Your retirement age may be a long way off, but then again maybe not.

Retirement is not based on age anymore, it’s also based on attitude.   If you are tired of working and want out of the work force, without the right amount of investment money you won’t be getting out.

The quicker you get serious about retirement planning the better.  Then when you get the “attitude” you will also have enough money to skip town.

To get serious about improving your financial position, check your attitude but also check your financial habits.  Are you managing your retirement money and your investments in a way that will yield you the best outcomes?  If not, you will be working a very, very, very long time.
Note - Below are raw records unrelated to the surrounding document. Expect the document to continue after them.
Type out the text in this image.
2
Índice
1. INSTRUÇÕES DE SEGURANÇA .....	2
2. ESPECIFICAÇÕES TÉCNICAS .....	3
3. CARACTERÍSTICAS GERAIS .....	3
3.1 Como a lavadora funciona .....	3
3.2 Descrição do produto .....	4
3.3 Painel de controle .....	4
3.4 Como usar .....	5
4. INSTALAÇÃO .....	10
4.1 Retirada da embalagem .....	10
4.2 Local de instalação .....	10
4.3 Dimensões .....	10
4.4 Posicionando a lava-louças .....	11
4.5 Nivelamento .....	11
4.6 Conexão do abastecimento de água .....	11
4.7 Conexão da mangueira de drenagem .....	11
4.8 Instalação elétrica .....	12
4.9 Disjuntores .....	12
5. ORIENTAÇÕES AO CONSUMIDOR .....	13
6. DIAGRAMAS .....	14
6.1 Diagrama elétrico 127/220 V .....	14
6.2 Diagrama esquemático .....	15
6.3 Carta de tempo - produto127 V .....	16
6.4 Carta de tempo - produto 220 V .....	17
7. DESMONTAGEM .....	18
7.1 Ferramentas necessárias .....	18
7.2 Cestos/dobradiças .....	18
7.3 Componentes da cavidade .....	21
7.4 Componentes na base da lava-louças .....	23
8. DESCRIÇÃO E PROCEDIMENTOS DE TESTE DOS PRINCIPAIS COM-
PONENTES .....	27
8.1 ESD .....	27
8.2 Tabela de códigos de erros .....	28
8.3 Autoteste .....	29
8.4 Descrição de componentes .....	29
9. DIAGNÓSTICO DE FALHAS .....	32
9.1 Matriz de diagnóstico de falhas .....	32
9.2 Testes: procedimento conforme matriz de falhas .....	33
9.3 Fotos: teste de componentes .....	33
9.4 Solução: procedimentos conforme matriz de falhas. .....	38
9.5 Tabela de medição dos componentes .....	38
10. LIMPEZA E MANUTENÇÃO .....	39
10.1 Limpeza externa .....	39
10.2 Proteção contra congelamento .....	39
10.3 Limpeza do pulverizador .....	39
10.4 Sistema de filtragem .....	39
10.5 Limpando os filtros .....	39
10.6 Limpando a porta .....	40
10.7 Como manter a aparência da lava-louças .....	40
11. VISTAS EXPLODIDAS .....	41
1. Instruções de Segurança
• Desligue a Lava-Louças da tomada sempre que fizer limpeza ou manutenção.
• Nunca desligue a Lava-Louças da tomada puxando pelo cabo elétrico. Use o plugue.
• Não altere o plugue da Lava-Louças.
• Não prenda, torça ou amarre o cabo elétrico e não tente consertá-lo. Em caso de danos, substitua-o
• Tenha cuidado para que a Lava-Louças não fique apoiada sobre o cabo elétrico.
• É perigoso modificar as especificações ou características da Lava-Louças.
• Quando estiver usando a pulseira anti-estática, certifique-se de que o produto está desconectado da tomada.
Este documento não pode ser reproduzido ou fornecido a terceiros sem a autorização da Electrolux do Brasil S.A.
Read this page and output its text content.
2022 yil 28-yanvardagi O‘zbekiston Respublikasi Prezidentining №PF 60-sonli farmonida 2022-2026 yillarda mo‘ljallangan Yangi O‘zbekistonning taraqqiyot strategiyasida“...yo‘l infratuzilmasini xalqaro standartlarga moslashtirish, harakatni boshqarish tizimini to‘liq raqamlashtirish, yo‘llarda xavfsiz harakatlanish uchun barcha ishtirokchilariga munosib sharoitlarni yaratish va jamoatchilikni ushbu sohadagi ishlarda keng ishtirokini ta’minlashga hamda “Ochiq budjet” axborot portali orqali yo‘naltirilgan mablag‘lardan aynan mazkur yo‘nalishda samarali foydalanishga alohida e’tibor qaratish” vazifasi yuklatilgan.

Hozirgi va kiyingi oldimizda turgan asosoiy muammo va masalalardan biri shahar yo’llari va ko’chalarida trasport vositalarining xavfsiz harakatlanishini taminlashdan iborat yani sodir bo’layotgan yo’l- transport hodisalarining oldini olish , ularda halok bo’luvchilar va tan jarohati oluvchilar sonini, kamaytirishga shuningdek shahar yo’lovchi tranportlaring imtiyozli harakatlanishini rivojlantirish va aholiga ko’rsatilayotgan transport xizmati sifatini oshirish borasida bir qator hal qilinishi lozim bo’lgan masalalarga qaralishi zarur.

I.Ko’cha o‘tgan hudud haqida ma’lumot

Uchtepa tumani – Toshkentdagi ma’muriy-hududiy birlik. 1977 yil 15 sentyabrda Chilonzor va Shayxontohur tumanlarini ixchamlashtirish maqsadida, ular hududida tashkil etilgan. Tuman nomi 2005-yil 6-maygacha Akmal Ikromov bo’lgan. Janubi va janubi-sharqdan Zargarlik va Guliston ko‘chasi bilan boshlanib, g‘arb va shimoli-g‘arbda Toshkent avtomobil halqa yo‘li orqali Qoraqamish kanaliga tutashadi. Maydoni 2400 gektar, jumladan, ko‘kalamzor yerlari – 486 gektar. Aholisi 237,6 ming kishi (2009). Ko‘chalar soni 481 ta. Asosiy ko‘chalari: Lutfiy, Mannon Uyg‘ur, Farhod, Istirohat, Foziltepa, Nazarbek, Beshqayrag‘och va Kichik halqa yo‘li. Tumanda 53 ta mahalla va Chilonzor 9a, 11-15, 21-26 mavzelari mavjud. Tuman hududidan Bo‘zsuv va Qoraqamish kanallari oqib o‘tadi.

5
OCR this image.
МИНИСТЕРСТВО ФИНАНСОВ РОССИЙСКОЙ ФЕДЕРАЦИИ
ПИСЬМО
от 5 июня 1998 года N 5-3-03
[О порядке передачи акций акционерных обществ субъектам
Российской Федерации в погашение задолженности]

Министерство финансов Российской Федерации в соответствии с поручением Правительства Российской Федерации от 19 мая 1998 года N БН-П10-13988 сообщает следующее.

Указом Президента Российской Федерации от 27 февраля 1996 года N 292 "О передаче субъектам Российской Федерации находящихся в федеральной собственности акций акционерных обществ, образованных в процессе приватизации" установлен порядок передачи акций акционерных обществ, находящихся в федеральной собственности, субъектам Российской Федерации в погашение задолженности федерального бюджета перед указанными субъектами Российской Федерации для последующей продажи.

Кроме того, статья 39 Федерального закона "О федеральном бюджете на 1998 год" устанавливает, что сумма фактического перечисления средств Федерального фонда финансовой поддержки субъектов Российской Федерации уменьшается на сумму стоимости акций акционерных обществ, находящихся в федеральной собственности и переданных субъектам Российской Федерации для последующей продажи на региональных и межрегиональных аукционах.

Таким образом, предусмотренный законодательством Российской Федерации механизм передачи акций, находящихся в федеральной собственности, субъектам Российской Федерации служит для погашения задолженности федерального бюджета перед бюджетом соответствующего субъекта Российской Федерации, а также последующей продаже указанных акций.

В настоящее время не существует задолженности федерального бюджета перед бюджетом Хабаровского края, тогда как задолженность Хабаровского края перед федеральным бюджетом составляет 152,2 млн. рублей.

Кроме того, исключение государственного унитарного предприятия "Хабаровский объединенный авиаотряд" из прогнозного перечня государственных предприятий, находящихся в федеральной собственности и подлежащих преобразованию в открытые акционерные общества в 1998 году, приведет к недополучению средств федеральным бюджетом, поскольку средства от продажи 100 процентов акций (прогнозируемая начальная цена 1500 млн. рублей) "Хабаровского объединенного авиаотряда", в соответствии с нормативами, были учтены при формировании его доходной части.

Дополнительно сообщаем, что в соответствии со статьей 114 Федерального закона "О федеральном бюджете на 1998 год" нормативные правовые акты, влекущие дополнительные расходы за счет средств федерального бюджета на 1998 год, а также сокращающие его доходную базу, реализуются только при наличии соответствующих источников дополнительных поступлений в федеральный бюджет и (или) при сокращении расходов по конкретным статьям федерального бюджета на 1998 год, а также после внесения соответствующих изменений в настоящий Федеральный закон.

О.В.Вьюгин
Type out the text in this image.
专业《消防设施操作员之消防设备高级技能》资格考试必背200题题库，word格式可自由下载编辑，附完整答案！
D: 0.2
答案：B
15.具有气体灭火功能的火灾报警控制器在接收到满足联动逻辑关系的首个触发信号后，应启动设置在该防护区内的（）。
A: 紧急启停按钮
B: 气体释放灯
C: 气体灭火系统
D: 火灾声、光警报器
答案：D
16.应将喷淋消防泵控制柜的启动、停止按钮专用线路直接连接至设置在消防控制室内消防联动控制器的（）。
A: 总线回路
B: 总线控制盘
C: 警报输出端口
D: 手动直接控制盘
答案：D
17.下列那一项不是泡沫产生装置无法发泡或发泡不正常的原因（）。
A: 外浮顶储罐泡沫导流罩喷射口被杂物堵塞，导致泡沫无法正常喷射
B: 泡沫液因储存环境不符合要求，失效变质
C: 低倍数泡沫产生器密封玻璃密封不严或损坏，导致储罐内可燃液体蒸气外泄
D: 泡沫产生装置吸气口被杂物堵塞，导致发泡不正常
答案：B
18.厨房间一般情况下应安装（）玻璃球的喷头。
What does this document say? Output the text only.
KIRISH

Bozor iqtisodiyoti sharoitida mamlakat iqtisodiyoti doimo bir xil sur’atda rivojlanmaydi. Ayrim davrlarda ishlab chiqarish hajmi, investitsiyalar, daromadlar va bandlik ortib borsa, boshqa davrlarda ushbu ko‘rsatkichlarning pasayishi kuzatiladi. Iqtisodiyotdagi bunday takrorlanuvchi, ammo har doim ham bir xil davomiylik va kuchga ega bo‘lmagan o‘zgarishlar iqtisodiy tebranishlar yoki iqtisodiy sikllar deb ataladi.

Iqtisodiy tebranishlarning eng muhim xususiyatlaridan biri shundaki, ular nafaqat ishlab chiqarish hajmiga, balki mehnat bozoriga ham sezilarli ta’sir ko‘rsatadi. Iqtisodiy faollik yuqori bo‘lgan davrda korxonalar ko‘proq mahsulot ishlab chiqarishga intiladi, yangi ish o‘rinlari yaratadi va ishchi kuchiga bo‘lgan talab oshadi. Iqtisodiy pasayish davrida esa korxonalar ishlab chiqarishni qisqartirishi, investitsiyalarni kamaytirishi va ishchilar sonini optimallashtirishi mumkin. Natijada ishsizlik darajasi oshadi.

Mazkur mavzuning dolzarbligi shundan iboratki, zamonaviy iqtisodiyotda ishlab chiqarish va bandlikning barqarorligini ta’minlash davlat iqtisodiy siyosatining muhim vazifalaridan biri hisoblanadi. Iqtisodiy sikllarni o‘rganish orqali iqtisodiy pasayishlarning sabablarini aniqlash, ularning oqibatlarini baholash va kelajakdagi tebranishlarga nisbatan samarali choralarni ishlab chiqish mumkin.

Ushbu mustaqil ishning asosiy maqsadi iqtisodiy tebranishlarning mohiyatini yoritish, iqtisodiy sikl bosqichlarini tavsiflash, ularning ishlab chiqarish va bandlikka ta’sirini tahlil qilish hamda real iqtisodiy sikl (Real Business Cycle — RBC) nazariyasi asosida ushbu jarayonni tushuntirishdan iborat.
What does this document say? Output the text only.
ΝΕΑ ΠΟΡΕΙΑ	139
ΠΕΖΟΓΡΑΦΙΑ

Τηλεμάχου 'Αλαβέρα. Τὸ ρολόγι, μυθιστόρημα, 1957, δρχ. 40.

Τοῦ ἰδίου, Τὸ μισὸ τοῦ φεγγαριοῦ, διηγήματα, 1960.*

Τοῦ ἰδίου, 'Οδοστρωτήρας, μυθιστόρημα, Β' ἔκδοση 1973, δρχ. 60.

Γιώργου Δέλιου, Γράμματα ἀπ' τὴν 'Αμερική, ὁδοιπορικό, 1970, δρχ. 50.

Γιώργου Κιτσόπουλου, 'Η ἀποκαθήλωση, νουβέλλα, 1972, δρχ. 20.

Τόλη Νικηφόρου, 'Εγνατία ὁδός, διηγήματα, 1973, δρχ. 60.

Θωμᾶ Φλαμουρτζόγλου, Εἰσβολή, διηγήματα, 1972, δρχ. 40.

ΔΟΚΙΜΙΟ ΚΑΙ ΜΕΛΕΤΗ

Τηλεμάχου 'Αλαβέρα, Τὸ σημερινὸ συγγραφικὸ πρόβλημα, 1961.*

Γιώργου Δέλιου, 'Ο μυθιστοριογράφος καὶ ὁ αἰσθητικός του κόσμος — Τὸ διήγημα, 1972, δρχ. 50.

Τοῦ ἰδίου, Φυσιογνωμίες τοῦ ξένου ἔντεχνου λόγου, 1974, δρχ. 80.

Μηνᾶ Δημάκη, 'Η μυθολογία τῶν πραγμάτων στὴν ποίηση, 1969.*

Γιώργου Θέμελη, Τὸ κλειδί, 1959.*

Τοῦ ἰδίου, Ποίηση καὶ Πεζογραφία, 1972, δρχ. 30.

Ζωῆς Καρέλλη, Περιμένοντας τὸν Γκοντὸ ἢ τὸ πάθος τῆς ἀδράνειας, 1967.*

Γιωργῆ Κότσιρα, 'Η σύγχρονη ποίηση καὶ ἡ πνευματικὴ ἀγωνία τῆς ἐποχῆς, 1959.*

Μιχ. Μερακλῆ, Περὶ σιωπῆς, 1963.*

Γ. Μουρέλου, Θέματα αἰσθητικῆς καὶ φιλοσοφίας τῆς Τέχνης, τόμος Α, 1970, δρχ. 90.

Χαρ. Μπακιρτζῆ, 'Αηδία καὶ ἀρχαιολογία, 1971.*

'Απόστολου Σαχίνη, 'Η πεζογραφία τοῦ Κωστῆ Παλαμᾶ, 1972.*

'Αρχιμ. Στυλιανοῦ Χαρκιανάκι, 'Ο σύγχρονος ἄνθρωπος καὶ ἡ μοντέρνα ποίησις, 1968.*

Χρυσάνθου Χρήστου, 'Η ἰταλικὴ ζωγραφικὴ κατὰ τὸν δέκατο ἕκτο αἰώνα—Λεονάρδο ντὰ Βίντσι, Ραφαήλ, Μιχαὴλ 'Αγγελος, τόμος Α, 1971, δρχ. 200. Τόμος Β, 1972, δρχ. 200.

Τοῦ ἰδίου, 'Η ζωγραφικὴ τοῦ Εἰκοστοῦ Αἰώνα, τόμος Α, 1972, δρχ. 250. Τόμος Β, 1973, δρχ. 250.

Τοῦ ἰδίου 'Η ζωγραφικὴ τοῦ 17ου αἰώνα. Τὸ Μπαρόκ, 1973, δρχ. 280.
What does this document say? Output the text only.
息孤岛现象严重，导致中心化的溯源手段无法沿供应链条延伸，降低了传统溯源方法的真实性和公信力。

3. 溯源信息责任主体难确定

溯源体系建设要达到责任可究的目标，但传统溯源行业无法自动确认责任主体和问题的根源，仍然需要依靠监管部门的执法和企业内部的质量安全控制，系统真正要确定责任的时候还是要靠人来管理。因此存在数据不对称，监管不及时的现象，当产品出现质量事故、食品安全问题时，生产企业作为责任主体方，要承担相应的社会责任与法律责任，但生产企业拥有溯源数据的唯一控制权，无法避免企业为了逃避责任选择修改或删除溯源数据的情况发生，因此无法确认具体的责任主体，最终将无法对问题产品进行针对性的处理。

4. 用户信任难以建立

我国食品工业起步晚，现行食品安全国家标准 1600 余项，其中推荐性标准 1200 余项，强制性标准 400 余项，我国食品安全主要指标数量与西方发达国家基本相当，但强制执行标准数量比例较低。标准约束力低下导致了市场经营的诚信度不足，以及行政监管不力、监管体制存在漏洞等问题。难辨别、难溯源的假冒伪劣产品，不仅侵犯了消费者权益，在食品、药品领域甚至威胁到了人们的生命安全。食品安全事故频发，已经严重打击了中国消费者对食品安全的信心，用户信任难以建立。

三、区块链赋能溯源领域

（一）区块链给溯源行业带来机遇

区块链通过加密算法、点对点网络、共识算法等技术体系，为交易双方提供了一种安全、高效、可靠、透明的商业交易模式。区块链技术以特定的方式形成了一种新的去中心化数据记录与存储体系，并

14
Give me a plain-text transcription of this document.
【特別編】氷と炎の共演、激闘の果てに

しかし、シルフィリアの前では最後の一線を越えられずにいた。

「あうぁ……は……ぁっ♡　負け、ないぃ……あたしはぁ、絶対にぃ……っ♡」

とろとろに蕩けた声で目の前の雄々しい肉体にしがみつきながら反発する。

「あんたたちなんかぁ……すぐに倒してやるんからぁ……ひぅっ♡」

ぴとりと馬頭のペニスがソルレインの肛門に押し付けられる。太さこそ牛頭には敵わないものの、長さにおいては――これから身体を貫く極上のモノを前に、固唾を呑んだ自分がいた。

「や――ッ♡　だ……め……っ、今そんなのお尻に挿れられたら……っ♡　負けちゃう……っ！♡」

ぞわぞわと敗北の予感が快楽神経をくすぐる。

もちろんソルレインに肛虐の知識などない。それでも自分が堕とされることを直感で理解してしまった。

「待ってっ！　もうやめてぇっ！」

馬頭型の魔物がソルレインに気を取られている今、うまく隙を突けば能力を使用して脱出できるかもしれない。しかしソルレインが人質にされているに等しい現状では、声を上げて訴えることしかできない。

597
Retirement With An Attitude Adjustment

  • Time Is Money|Do Not Delay

You can retire early

Image by tiffa130 via Flickr

The more time your money is invested in the market, the more money you will have accumulated by retirement age.    You cannot afford to delay investing.  The only money that will be there in your retirement plan when you reach retirement age is the money you invested 40 years prior.

  • Invest Today|Do Not Delay

The longer you delay the start of your retirement investing, the more painful you make it for yourself.   The negative effect of the delay increases the amount of money you will need to invest in order to achieve any decent accumulation.

  • Make It Easy|Stick To It

If you make retirement investing easy & effortless you are more likely to stick with it.   The easiest way to invest is to have your retirement plan contributions automatically withdrawn from your paycheck.  (Hot tip: you will not miss the money).

With automatic investing, you are saving first and spending second. But you must adjust your spending habits to work with the lower amount of money you receive in your pay check.   Don’t make the financial mistake of racking up your credit cards because your paychecks are less.

  • Invest, Invest, Invest and Invest Some More

Retire earlyInvest your extra’s.  Invest your bonuses, raises and tax refunds; you survived financially before you received that extra money so why change your spending habits.   (Hot tip: it’s not what you earned over your lifetime but what you kept that will count when you are ready to stop working).

  • Small Is Okay

It is okay to make small contributions to your retirement plans; it all adds up.  Sometimes investors get discouraged because they think they need to invest huge amounts of money to get any decent results.   That is so not true.  Don’t listen to that negativity.

  • Dollar Cost Average

Don’t change your investment amounts due to market conditions.  Stay consistent with your investment amounts every single paycheck, regardless of how the market is doing.

This type of investing is called dollar cost averaging because you will buy some shares at a high price, some at a low price.   Over the long-term this type of investing should average out to your advantage.

  • Get Your Tool Belt Ready

You need to use some retirement planning tools to monitor your progress.   A retirement calculator is one of the best retirement tools.   A retirement calculator will get you an estimate.   It will show you approximately how much money you need to save today so that you are financially ready when you are tired of working.

You can be your best friend financially or you can be your own worst enemy.   You have the ultimate control over when you quit working, not your boss, not your neighbor, not your friends or family…but you!

You work for a reason, you invest for a reason, take control over your financial future…when you get the attitude, you want to be able to afford to get out.